Mittlerweile sei man zudem nun einen Schritt weiter in der Datenanalyse und auch die Länder könnten nun in detailliertere Planungen eintreten, nachdem ein bundesweites Modell von 84.000 Zellen vorgestellt wurde. „Wir haben das Krankenhaussystem bislang im Blindflug geflogen und keine Daten über die Verteilung der Leistungen gehabt. Das ändert sich nun. […] Die Länder können für jede dieser Zellen sehen, welcher Standort welche Bedeutung für die Versorgung hat.“ Die Umstrukturierung selbst sowie mögliche Schließungen sollen durch einen Transformations-Fonds in Höhe von 50 Milliarden Euro gewährleistet werden – bereitgestellt durch Länder und GKVen.
Eng damit verbunden wird es unvermeidlich auch dazu führen, dass nach diesem „drastischen Umbau“ insgesamt weniger Kliniken geben wird, denn es sei „unstrittig, dass wir deutlich zu viele Krankenhäuser haben“, erklärt Lauterbach. Zwar kündigt der Minister an, dass es kein „unkontrolliertes Kliniksterben geben werde“, allerdings müsse „das System effizienter werden“. So bräuchte es keine 1.000 Einrichtungen, die eine Wirbelsäulenchirurgie anböten.

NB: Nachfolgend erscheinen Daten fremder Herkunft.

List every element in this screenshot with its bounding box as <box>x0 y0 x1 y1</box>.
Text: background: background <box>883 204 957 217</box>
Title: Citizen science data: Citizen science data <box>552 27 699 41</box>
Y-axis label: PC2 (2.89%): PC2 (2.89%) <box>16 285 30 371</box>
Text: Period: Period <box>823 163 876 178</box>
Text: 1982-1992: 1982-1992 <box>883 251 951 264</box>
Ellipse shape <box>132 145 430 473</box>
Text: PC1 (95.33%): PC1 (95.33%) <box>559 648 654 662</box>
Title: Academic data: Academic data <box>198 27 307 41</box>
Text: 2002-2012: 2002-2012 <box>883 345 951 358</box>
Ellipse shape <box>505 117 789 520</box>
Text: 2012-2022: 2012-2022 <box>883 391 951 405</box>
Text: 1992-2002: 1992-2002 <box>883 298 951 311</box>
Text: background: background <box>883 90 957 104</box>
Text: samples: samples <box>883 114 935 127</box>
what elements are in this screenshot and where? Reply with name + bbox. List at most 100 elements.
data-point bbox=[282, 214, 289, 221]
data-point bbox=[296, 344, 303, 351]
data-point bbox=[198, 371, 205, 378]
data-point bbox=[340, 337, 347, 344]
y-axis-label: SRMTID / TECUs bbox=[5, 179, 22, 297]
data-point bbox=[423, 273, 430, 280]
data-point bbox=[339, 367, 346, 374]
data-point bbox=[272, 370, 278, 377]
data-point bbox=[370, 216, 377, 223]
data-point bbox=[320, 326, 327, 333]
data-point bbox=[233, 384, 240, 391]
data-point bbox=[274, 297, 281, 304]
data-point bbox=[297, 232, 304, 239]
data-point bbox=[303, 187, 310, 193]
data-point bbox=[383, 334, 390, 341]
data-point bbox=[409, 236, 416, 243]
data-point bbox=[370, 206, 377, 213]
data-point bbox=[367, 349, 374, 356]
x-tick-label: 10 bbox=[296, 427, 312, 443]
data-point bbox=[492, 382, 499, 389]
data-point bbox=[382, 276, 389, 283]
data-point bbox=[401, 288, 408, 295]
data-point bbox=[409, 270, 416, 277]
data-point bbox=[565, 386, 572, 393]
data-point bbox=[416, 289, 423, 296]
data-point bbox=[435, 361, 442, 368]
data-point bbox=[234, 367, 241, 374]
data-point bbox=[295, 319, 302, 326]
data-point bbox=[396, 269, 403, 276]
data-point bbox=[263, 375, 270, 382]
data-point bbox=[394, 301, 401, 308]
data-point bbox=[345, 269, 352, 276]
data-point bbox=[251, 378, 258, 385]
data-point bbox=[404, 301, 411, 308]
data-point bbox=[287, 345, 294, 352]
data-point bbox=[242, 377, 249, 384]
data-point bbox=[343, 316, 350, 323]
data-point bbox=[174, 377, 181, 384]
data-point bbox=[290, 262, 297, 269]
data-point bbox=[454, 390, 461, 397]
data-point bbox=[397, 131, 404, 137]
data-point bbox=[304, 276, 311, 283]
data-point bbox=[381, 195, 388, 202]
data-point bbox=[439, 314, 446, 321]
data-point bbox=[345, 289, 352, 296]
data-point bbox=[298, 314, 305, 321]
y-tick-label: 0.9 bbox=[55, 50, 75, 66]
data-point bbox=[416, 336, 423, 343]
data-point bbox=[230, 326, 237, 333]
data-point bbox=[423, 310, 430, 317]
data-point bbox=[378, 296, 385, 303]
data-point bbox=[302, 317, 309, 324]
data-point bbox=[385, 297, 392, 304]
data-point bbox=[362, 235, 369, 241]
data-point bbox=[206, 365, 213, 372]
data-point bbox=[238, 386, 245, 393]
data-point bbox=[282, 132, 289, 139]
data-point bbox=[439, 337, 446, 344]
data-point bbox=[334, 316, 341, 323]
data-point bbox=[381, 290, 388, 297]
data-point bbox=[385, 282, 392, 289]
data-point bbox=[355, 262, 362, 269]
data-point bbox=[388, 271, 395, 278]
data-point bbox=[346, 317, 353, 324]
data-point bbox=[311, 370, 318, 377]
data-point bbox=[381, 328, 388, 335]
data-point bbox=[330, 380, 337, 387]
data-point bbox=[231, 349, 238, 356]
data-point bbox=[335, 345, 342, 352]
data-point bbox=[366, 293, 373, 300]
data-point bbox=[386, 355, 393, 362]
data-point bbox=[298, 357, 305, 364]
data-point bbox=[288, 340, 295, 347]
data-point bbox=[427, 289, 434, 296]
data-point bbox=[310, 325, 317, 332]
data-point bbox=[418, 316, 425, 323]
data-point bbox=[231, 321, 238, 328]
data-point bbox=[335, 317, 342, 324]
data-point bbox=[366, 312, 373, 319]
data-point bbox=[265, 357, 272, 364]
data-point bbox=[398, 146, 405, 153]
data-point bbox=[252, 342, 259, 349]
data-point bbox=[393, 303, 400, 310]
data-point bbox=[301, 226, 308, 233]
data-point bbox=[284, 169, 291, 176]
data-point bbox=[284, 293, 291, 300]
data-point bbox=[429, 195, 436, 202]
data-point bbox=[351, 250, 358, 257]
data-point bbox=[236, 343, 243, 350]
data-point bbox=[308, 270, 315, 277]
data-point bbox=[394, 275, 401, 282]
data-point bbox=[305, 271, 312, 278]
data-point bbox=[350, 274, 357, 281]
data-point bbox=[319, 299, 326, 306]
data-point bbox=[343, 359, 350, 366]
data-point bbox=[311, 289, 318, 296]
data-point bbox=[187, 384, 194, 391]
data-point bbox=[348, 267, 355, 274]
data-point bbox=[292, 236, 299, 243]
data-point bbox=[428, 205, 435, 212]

Friede, Freude…. Pustekuchen
Was nach einer Erfolgsgeschichte par excellence klingt, wird derweil weiterhin scharf von den entscheidenden beteiligten Playern im Gesundheitssystem kritisiert. Dabei schlagen die Spitzen der Kassenärztlichen Bundesvereinigung (KBV), der Kassenzahnärztlichen Bundesvereinigung (KZBV), der Deutschen Krankenhausgesellschaft (DKG) und der ABDA – Bundesvereinigung Deutscher Apothekerverbände in die gleiche Kerbe, die da heißt „mangelnde Kommunikation“: „Bevor die kommenden Gesetzentwürfe ins parlamentarische Verfahren gehen, muss Minister Lauterbach daher endlich in den Dialog mit denjenigen treten, die die Versorgung täglich gestalten! […] Immer wieder bezeichnet er Organisationen mit gesetzlich festgelegten Aufgaben als „Lobbygruppen“ und verweigert Gespräche mit ihnen“, verkünden die Verbände unisono.
Noch konkreter wird der Vorstandsvorsitzende der Deutschen Krankenhausgesellschaft Dr. Gerald Gaß: „Die große Krankenhausstrukturreform wurde von Seiten des Ministeriums so schlecht gemanagt, dass man praktisch von einem Scheitern sprechen muss. Stand heute liegt noch nicht einmal ein abgestimmter Referentenentwurf für ein mittlerweile nur noch nicht zustimmungspflichtiges Gesetz vor. Der bekannt gewordene „Nichtentwurf“ beschreibt über 15 Seiten den Aufwuchs an Bürokratie, ohne dass die zentralen Ziele des Gesetzes auch nur ansatzweise erreicht werden. Eine Vorhaltefinanzierung, die nachweislich ihre Wirkung verfehlt, eine Krankenhausplanung nach Leistungsgruppen, die sich weit vom NRW-Modell entfernt hat und mehr Fragen aufwirft als Antworten gibt und ein Transformationsfonds, den im Wesentlichen die Beitragszahler der gesetzlichen Krankenkassen finanzieren. Insgesamt eine desaströse Bilanz nach zweieinhalb Jahren Regierungszeit.“
Ob das System letztlich erfolgreich sein wird und das hält, was sich der Bundesminister davon verspricht, soll 2029 in einer Evaluation erstmals erhoben werden – viel zu spät wie Fachleute wie Gaß finden. Böse Zungen könnten meinen, dass die Zeit, die nach der übereilten Evaluierung der Hybrid-DRG nun der Klinikreform „zu Gute komme“.